For your tuberous begonia plant to thrive, you will need to know how to prune it properly. This low-maintenance plant will bloom throughout the year if grown in warmer climates. In colder climates, begonias may be brought indoors and cared for just like houseplants and will need to be pruned in the fall. Begonias should be pruned by pinching off the excess stems and forcing them to branch at their pinch point. Deadheading is not necessary since the plant will self-clean itself.

This plant has two types of buds: lateral buds and tip buds. While lateral buds are often removed, tip buds are kept, which direct the plant’s energy toward one flower. Male buds will produce larger blooms than female ones. Whether you prune them based on size or color is up to you, but remember that the plant’s growth rate is influenced by temperature and light levels. Make sure that your tuberous begonia gets enough sunlight to grow healthily.

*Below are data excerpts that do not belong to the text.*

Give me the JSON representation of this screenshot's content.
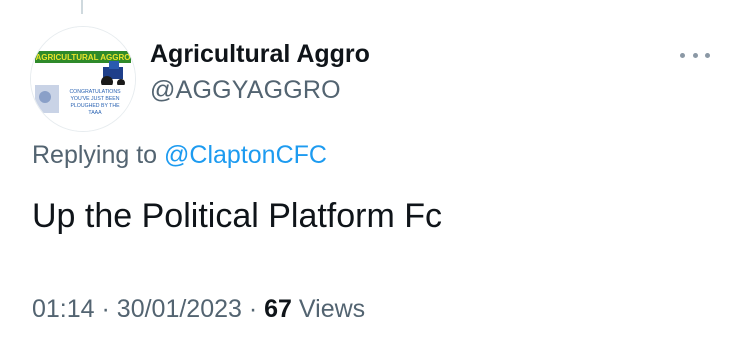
{
  "tweet": {
    "display_name": "Agricultural Aggro",
    "handle": "@AGGYAGGRO",
    "replying_prefix": "Replying to",
    "replying_to": "@ClaptonCFC",
    "text": "Up the Political Platform Fc",
    "time": "01:14",
    "separator": "·",
    "date": "30/01/2023",
    "view_count": "67",
    "views_label": "Views"
  },
  "avatar": {
    "banner_text": "AGRICULTURAL AGGRO",
    "caption_lines": [
      "CONGRATULATIONS",
      "YOU'VE JUST BEEN",
      "PLOUGHED BY THE",
      "TAAA"
    ]
  },
  "icons": {
    "more": "more-options-icon",
    "tractor": "tractor-icon"
  },
  "colors": {
    "text_primary": "#0f1419",
    "text_secondary": "#536471",
    "link": "#1d9bf0",
    "banner_green": "#2f8a2a",
    "banner_yellow": "#e9e32c",
    "caption_blue": "#2a63b3"
  }
}
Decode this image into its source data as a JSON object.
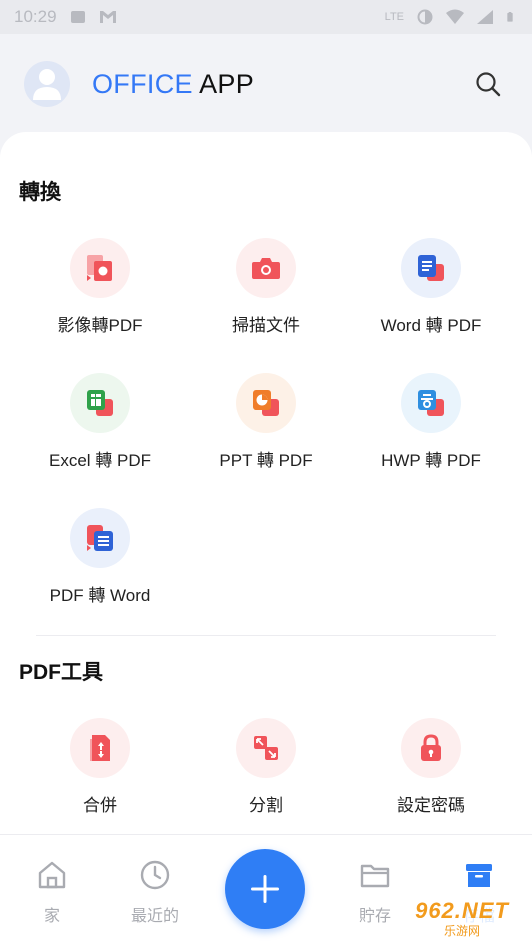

When the leaves begin to yellow, remove the plants and store them indoors in a cool place, away from direct sunlight. After the foliage dies back, you can replant the tubers to force flowering in the spring. You can also store the tubers for next year by replanting them when the danger of frost is over. Just be sure to keep the soil dry between watering to prevent rot.

Common Problems With the Tuberous Begonia

Common problems with the tuberous begonia include overwatering, wilting leaves, and sun damage. To help prevent the yellowing of your tuberous begonia, reduce the amount of watering it receives and move it away from bright light. When watering, keep the soil moist but not soggy. In a sunny location, place the plant in partial shade to allow it to get enough water.

When watering tuberous begonias, make sure the soil is aerated and loose. Regularly check soil moisture levels and water only when needed. Avoid overwatering the plant or it will suffer from stem rot. Excessive watering can also result in brown, wilted leaves, and rotted roots. To prevent this, water the soil only when necessary. Do not over-water the plant, as too much water will cause it to wilt or die.

One common problem with tuberous begonias is bacterial leaf spot, which causes the outer leaves to yellow and eventually collapse. This fungus can kill the entire plant. However, if you treat it immediately, the infection can be controlled. The fungus may also cause other problems, such as rust, powdery mildew, and leaf spot disease.

Watering a tuberous begonia requires a combination of moist and dry soil. Avoid overwatering as this may result in waterlogging and tuber rot. It is also important to keep the soil moist but not too dry, as this can result in the leaves wilting. Lastly, watering the tuberous begonia properly will help it grow at the proper temperature. Begonias like warm temperatures, but cannot tolerate high temperatures.